Action must be taken to combat the rise in costs of the National Health Insurance (NHI) scheme, lawmakers said at a meeting of the legislature's Sanitation, Environment and Social Welfare Committee yesterday.
"People are scared that the `second generation' NHI is going to be an excuse to raise premiums," said Chinese Nationalist Party (KMT) Legislator Chen Chieh (
Democratic Progressive Party (DDP) Legislator Lin Yu-sheng (林育生) lamented that even heavy bargaining failed to curb the rise in pharmaceutical costs as a percentage of total spending.
"We've cut and cut away at drug prices," Lin said. "It's gotten to the point where pharmaceutical companies are exiting the Taiwan market and we are left with inferior drugs."
Lin described some of the drugs prescribed by the NIH as "veterinarian medicine."
According to DDP Legislator Kuo Chun-ming (郭俊銘) the best way to control costs is through discouraging the chronic overconsumption of medical services.
"In other countries, Doctors don't routinely prescribe drugs for common colds like we do here. We have too many people visiting the doctor more than a hundred times a year," he said.

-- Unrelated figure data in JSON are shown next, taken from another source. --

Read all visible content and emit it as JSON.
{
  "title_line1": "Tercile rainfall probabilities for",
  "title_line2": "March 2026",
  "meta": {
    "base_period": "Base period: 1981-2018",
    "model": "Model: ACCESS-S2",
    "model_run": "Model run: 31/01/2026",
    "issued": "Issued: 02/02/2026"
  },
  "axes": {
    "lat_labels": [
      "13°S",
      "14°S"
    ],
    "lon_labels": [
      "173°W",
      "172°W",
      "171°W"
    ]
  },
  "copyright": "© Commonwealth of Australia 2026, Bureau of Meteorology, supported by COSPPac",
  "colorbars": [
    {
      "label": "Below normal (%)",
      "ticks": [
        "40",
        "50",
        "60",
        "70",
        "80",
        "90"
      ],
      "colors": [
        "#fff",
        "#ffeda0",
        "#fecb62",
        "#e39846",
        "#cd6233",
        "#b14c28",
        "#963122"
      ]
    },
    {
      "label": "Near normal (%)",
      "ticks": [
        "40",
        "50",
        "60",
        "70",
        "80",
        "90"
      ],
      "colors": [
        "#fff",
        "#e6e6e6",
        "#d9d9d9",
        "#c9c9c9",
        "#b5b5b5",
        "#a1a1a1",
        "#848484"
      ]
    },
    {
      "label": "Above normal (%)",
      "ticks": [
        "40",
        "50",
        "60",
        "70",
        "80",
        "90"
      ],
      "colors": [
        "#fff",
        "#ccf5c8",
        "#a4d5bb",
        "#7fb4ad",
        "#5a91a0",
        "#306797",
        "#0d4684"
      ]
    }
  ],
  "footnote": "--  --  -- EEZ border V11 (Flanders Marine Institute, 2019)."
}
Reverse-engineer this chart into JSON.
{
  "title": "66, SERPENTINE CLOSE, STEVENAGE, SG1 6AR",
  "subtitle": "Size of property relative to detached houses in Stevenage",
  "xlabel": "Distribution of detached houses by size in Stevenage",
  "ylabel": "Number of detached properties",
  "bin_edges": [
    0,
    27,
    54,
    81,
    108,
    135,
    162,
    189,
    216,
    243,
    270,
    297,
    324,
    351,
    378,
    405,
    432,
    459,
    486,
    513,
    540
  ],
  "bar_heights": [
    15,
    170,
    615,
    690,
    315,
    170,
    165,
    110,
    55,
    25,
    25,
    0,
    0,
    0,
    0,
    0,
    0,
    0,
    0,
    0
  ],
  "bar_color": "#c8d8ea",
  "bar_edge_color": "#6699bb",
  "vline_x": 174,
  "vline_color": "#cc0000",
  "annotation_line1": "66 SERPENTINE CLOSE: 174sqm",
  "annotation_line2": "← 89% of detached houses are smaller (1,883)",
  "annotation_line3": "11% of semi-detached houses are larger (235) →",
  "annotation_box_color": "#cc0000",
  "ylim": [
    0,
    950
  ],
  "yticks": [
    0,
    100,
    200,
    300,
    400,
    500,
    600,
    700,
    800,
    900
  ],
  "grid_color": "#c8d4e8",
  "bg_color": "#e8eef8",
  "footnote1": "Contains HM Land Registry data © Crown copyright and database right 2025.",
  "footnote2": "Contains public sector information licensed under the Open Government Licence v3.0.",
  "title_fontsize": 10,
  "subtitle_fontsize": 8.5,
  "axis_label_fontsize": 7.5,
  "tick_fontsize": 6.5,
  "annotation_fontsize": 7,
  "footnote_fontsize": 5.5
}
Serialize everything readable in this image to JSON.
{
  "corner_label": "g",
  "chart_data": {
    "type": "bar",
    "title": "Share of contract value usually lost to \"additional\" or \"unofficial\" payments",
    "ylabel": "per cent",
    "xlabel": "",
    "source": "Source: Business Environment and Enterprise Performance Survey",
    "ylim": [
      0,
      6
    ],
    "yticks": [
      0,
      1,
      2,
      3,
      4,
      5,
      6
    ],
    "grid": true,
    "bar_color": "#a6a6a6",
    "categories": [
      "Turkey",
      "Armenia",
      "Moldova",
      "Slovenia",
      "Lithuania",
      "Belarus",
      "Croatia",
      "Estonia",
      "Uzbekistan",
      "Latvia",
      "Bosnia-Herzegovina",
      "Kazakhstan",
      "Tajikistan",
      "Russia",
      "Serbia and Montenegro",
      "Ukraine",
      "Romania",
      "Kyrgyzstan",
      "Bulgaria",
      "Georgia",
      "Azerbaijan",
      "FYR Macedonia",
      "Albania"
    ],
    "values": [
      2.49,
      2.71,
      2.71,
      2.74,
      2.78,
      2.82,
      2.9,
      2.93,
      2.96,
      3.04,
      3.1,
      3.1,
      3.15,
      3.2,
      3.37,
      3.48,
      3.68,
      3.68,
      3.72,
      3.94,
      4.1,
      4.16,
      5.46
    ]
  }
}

Kuo said he has solicited public opinion to assess the likely reaction to a scheme rationing the number of NHI-covered clinic visits based on age.
"The impression I get is that as long as premiums don't go up, everything else is more negotiable," he said.
Kuo looked to Singapore as an instructive example when it comes to keeping costs down.
"Singapore has managed to build an excellent national health insurance scheme that costs only 4.2 percent of GDP," Kuo said. "All outpatient clinic visits are paid for out of pocket, and as a result only 4.24 percent of the population goes for an outpatient clinic visit each year."
Despite the recent concerns, Kuo says that Taiwan's NHI is still a bargain by international standards.
"Out of the 38 countries that have nationalized healthcare, I think Taiwan's might be the cheapest," Kuo said.